Elena Barcena Martin, Ph.D., Antonio Fernandez Morales, M.B.A., and Guillermina Martin Reyes, Ph.D. University of Malaga, C/El Ejido, Malaga, 29071, Spain
Abstract.
This paper makes use of the European Community Household Panel (ECHP) to compare poverty rates for individuals living in female headed households with poverty rates for those living in male headed ones in 11 countries of the European Union.
We add to the existing research in analysing survival functions of the variable permanence in poverty before exit for the eleven countries in the European Union in 1994-2000. Hence, the main contribution of this work is to analyse if the opportunities to move up the income distribution for individuals in its lowest tail will be affected by the time they remain in low income in different way depending on the sex of the head of the household. That is, we consider explicitly the effects of duration dependence on transition probabilities differentiating among individuals who live in female headed households and those who live in male headed ones.
We estimate non parametric hazard exit rates to measure persistence, a method which does not make any assumption about the functional form of the hazard. Then we define the concept of dominance in survival function and compare the survival function for female and male headed households. All this allows us to study the effect of the gender of the head of the household in the within and in the between countries dominance analysis. We rank the eleven countries of the EU getting three different rankings depending on the dominance in survival functions: one for individuals living in female headed households, other for those living in male headed households, and other for both types of individuals.
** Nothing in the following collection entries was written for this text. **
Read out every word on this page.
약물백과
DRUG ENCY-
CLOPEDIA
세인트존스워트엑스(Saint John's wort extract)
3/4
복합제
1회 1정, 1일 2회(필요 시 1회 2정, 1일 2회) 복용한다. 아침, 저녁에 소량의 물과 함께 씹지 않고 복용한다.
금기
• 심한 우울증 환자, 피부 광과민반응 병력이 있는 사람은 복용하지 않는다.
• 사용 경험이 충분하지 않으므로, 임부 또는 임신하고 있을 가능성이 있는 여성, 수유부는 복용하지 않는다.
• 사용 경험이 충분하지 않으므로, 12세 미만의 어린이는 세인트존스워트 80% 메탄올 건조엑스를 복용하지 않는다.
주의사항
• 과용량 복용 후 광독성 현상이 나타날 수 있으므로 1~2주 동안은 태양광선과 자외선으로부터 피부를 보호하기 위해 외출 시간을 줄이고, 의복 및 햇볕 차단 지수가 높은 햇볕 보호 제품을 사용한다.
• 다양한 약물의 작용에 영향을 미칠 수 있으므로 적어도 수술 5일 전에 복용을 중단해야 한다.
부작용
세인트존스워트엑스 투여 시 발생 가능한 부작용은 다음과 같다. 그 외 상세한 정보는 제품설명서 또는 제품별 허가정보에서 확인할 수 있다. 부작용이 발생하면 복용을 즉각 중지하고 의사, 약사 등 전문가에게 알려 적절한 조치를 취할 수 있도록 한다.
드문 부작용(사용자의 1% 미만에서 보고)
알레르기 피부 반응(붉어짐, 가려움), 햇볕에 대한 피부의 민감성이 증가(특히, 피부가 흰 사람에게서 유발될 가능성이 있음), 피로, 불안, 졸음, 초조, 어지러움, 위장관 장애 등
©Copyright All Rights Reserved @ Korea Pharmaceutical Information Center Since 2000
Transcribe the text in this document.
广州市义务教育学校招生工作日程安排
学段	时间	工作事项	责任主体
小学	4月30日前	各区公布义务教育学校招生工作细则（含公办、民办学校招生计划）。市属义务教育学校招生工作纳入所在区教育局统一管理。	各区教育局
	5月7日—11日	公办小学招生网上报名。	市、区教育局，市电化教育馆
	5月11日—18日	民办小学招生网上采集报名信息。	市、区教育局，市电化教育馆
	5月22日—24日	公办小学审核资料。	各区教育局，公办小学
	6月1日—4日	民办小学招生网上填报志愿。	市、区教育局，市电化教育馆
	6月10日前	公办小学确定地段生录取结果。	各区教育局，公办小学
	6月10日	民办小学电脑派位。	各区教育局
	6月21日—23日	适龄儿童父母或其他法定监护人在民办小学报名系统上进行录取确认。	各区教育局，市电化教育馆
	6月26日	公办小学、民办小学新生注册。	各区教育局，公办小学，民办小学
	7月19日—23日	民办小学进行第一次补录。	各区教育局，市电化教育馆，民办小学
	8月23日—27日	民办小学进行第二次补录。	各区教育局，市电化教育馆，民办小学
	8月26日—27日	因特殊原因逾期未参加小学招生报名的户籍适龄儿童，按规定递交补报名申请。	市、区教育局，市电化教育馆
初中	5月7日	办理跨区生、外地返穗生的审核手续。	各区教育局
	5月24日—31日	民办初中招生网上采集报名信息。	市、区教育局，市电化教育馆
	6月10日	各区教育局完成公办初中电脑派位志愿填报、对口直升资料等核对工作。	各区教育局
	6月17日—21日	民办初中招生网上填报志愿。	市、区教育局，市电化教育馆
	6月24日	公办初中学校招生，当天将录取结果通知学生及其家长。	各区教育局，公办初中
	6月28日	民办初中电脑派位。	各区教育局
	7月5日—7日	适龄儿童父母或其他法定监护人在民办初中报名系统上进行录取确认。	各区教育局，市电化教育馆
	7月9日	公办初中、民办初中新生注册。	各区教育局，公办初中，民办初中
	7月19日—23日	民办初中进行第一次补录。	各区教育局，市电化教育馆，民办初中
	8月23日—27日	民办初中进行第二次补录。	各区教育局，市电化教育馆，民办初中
We find that the gender poverty gap was very large in some countries (Netherlands, France and United Kingdom), moderate in other countries (Germany, Belgium and Ireland) and low in some other (Italy, Greece, Spain, Portugal and Denmark).
We study if the opportunities to exit poverty are affected by the time they remain on low income in different way depending on the sex of the head of the household. This analysis reveals that, for all the countries, the percentage of individuals staying in poverty reduces as time in poverty lengthens, but the decline rate is lower after three years. Portugal is the EU country with the lowest poverty exit rate at any duration, no matter the sex of the head of the household where the individual is living. On the other hand, Netherland and Denmark spend less time in poverty before exiting.
From the within countries survival function dominance analysis we learn that in Denmark, Italy, Greece and United Kingdom the sex of the head of the household where the individual is living does not significantly alter the survival functions, while in the rest of the countries there exist statistically significant differences between survival functions, depending on the sex of the head of the household. Only in Netherlands, Portugal, Germany, Ireland and Spain an individual living in a household whose head is a woman exit at a lower rate at any duration.